The use of Twitter raises practical difficulties about super-injunction

Twitter user leaves super-injunctions in tatters

Twitter user leaves super-injunctions in tatters

By Ian Dunt

Several super-injunctions appeared to be in tatters last night after a Twitter user tried to unmask several celebrities.

The use of the social networking site to break the injunctions raises questions about their feasibility in the current media environment.

The development comes days after Liberal Democrat MP John Hemming tried to undermine the legal tool using an altogether more traditional weapon: parliamentary privilege.

Super-injunctions prevent a story about a celebrity – usually an affair – from being reported and from there being any reports of the original ban.

But parliamentary privilege allowed Mr Hemming to bring some of them into the public domain.

Parliament does not allow MPs to intervene in live court cases, but super-injunctions do not actually involve live court proceedings so Commons authorities have been nervously allowing Mr Hemming’s contributions to stand.

The practise has also been criticised by the prime minister, who has expressed unease at the instrument, and Tory MP Louise Bagshawe, who was censored on the BBC programme Have I Got News for You last month when she made a joke about ne particular case.

“You cannot keep things secret in this day and age because of Twitter and other social networking websites, which are outside the British jurisdiction,” she said.

“One wonders if the celebrities who have taken out super-injunctions might regret it now as rather than one or two days of embarrassment they face a saga which goes on for months.”

The Twitter user posted details of several individuals, some of which were certainly false.

Jemima Khan tweeted: “I’ve woken up trapped in a bloody nightmare.
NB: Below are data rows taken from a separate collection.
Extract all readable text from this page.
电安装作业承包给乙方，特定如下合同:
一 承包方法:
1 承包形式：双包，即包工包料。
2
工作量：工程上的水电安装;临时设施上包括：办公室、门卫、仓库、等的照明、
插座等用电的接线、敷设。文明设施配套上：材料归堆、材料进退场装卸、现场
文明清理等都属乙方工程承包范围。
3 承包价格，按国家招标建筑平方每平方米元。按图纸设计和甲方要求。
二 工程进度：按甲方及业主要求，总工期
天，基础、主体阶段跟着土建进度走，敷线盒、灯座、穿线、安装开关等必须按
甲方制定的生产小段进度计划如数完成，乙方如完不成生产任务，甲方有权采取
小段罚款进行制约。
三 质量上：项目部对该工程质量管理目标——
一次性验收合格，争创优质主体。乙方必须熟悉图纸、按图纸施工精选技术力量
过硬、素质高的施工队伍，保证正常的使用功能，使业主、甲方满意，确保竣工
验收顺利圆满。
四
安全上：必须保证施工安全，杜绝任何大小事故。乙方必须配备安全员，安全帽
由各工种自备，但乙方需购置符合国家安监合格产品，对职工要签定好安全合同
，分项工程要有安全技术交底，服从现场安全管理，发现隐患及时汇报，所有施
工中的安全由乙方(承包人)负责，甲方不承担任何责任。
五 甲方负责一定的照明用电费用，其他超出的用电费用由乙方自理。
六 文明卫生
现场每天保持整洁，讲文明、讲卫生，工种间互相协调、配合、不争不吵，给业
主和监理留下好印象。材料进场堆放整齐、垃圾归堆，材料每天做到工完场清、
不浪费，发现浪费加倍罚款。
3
“Rumour that I have a super-injunction preventing publication of “intimate” photos of me and Jeremy Clarkson. NOT TRUE!”

A report on the use of super-injunctions is expected later this month from the Master of the Rolls, after several leading politicians raised concerns that the courts were effectively writing up new privacy laws without any parliamentary involvement.

The report will have to address whether the super-injunctions can be applied to online content, because, as last night showed, any tool which applies to the official media but not to social networking sites will be considered impotent.

James Quartermaine, solicitor in the Sports & Media Group at Charles Russell LLP, commented: “There may well be serious consequences for people willfully flouting court injunctions and it may well be that the comfort of anonymity for those posting on Twitter proves to be illusory in the face of the court’s power to order their identity to be revealed.

“However there is a real danger that such injunctions will cease to command legitimacy and respect in the public eye if they are seen to be out of step with the reality of the internet where it takes only a couple of clicks to reveal an enormous amount of speculation and perhaps real information from a myriad of ‘sources’ about these super injunctions.”